CQH103: Greedy Algorithms – Making the Best Local Choice

What if solving a complex problem was as easy as making the best choice in the moment? That’s the idea behind greedy algorithms.

Greedy algorithms don’t look ahead or reconsider—they make the locally optimal choice at each step and hope it leads to a globally optimal solution.

Sometimes that works beautifully. Sometimes… not so much. Let’s explore how and when greedy algorithms can be your secret weapon.


What is a Greedy Algorithm?

A greedy algorithm builds a solution step by step:

  1. Always choose the best option right now.
  2. Never go back or revise a previous decision.

The hope is that these local decisions add up to the best overall result.

Classic Examples

  • Coin Change (Minimum Coins) – Use the biggest coin possible at each step.
  • Activity Selection – Choose the event that finishes earliest to fit the most.
  • Huffman Coding – Build a tree with the lowest weighted path cost.
  • Kruskal’s / Prim’s Algorithms – Build a minimum spanning tree by adding the cheapest edges.

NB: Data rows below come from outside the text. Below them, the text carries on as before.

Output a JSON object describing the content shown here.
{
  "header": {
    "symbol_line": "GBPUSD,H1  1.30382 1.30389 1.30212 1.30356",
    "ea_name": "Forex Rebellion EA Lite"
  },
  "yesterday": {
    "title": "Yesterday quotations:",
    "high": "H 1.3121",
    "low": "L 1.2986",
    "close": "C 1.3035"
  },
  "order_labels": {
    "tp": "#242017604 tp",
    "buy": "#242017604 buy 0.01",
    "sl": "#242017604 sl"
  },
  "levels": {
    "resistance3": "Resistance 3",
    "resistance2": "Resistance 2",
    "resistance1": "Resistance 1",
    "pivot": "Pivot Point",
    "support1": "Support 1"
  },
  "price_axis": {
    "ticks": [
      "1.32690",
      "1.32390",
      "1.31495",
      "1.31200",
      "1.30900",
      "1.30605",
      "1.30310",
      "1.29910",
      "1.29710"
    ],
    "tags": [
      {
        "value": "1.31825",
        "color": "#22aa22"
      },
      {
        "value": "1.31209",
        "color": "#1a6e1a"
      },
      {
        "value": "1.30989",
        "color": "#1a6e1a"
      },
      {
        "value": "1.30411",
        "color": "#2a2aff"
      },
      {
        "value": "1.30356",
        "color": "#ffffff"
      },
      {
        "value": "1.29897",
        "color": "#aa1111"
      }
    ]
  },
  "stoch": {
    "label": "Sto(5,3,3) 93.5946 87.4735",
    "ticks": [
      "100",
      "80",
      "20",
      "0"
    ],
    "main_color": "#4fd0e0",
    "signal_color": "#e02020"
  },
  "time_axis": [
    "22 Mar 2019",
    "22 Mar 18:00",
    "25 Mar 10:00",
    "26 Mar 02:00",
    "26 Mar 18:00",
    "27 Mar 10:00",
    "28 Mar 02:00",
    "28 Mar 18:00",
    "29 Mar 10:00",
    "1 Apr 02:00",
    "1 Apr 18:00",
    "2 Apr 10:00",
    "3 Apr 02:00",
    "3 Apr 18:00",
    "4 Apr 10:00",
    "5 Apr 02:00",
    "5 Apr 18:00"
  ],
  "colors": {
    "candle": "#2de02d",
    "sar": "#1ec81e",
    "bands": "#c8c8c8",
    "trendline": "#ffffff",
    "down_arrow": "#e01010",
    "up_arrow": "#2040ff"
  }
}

Greedy vs Dynamic Programming

Feature Greedy Dynamic Programming
Decision basis Current best (local) Global structure & memory
Can revise past decisions? No Yes
Time efficiency Usually faster Often more accurate
When it works When problem has greedy-choice property and optimal substructure  

We covered DP in our last post. Greedy is simpler and faster, but not always correct.


Example: Fractional Knapsack

You have a bag with a weight limit and items with value/weight ratios.

Greedy solution:

  1. Sort items by value/weight ratio.
  2. Take as much of the highest ratio item as possible.
  3. Repeat until full.

This works for fractional knapsack (you can take part of an item).

Python-style Pseudocode

items.sort(key=lambda x: x.value / x.weight, reverse=True)
for item in items:
    if capacity >= item.weight:
        take whole item
    else:
        take fractional part

But it fails for 0/1 knapsack (where you must take the whole item or not at all).


Real-World Greedy Use Cases

  • Scheduling – Like the interval selection problem
  • Network design – Kruskal’s/Prim’s MST algorithms
  • Data compression – Huffman encoding minimizes bits needed
  • Greedy Pathfinding – A* with no heuristic fallback becomes greedy

Challenge Time! 💡

  • Implement a greedy algorithm for the Activity Selection Problem.
  • Compare greedy coin change with the DP version—where do they differ?
  • Try solving the fractional knapsack problem and see how fast it is!